Des ingérences étrangères persistantes

Malgré son appartenance au camp anti-Kadhafi, Al-Hussain pointe la récente réunion secrète entre l’ancienne ministre des Affaires étrangères en fuite, Najla al-Mangoush, et son homologue israélien à Rome en août dernier. Elle demande : “Quels intérêts libyens une telle normalisation servirait-elle, et pourquoi un responsable libyen penserait-il à rencontrer un représentant de l’État sioniste, si ce n’est sur ordre de l’extérieur ?”

Elle ajoute que la Libye “est extrêmement fière” d’avoir soutenu les Palestiniens tout au long de son histoire. Des centaines de Libyens se sont portés volontaires pour combattre lors de la première guerre de Palestine en 1948. Contexte sur les relations Libye-Palestine

Al-Hussain estime également que la réaction de la Libye à la guerre de Gaza est “inférieure à ce qu’on pourrait attendre” d’un pays où la Palestine est une cause sacrée. La plupart des Libyens pensent que leur pays devrait faire plus malgré le don par le gouvernement d’environ 50 millions de dollars d’aide à Gaza.

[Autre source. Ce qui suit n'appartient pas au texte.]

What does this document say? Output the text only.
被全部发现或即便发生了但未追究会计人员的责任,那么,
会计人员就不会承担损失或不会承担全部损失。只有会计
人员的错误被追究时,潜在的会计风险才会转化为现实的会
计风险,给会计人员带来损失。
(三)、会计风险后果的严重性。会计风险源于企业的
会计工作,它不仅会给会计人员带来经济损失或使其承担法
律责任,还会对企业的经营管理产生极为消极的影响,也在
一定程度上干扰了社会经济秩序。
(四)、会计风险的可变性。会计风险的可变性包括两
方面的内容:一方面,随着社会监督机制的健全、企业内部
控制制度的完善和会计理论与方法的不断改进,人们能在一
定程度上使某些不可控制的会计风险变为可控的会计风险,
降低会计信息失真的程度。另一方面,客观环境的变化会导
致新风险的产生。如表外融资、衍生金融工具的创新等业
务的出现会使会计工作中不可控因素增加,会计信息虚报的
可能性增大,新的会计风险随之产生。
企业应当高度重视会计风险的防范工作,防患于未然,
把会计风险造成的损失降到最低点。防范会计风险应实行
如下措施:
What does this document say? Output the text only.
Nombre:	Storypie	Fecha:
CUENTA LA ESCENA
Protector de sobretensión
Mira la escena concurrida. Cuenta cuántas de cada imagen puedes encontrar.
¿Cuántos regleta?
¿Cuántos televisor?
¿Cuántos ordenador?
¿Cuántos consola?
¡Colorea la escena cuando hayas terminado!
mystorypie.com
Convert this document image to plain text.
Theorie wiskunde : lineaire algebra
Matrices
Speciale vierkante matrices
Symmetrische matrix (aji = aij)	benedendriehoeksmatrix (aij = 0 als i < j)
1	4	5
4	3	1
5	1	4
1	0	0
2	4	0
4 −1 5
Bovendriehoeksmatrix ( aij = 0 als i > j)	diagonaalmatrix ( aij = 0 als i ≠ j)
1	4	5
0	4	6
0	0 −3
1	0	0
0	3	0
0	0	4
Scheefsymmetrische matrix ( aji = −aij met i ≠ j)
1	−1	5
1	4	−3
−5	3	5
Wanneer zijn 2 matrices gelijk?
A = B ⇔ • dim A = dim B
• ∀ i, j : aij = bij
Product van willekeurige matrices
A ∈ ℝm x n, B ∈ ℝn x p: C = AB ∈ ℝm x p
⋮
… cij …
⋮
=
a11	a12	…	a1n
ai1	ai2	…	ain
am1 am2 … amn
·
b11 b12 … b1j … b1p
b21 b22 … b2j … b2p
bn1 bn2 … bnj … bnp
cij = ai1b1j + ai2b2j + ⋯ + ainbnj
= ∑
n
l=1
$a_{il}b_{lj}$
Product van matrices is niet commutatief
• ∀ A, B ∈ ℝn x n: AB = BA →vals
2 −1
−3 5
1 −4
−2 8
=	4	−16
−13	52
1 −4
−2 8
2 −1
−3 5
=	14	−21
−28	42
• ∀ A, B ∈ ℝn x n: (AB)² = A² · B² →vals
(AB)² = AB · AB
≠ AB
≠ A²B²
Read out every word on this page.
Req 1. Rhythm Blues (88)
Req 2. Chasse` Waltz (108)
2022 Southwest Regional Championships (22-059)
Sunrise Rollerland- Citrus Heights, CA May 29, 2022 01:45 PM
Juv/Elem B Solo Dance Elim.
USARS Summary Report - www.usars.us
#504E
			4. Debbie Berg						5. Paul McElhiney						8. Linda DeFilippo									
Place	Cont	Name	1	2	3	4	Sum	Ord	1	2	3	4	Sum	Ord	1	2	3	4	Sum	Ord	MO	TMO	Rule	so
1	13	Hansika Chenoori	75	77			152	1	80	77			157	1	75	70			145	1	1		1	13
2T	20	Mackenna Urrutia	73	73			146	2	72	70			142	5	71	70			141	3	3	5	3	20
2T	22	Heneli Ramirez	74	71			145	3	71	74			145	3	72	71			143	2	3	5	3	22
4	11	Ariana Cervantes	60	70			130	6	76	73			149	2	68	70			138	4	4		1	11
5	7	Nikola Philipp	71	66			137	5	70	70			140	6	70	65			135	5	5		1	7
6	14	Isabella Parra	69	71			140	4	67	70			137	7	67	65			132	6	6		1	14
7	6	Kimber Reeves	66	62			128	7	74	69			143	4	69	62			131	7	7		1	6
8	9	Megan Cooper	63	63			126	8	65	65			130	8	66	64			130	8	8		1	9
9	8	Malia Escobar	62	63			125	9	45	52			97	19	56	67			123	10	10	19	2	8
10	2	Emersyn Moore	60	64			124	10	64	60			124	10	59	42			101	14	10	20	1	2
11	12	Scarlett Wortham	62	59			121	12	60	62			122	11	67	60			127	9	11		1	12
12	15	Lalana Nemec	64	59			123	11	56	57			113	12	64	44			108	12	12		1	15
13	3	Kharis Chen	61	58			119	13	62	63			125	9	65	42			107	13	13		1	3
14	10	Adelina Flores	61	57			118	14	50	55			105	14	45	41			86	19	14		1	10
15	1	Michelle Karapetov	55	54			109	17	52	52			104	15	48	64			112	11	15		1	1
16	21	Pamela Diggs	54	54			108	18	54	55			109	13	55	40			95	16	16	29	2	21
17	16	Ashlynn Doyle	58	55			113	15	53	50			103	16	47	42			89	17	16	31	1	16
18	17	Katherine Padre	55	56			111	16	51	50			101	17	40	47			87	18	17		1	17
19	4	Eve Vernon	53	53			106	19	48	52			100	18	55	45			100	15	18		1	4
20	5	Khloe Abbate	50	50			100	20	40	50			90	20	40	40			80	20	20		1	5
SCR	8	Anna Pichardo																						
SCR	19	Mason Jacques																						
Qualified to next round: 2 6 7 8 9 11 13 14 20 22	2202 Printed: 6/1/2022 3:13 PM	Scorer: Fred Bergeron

Un leadership sous influence étrangère

Musbah Adokali, étudiant en droit à Bani Walid, bastion de Kadhafi, pense que les dirigeants libyens reçoivent des ordres de l’extérieur et agissent contre la volonté du peuple. Il souligne ce qui est arrivé au citoyen libyen Abu Agila Mas’ud, qui a été kidnappé et emmené aux États-Unis pour faire face à des accusations de participation à l’attentat du vol Pan Am 103 il y a 35 ans. L’étudiant déclare que “cela a été fait sur ordre des États-Unis”, sinon cela ne serait pas arrivé. “Si ce n’est pas de l’occupation, je ne sais pas ce que c’est”, conclut Musbah.

Conclusion

La Libye d’aujourd’hui est loin de la nation fière et souveraine qu’elle était autrefois. Les ingérences étrangères, le sentiment d’occupation indirecte et la perte de l’identité nationale pèsent lourdement sur le moral des Libyens.

Alors que le pays lutte pour retrouver sa voie, beaucoup se demandent si la “libération” de 2011 n’a pas été en réalité le début d’une nouvelle forme de domination étrangère. La route vers la stabilité et l’indépendance semble encore longue, mais la mémoire du passé pourrait bien être la clé pour reconstruire un avenir meilleur.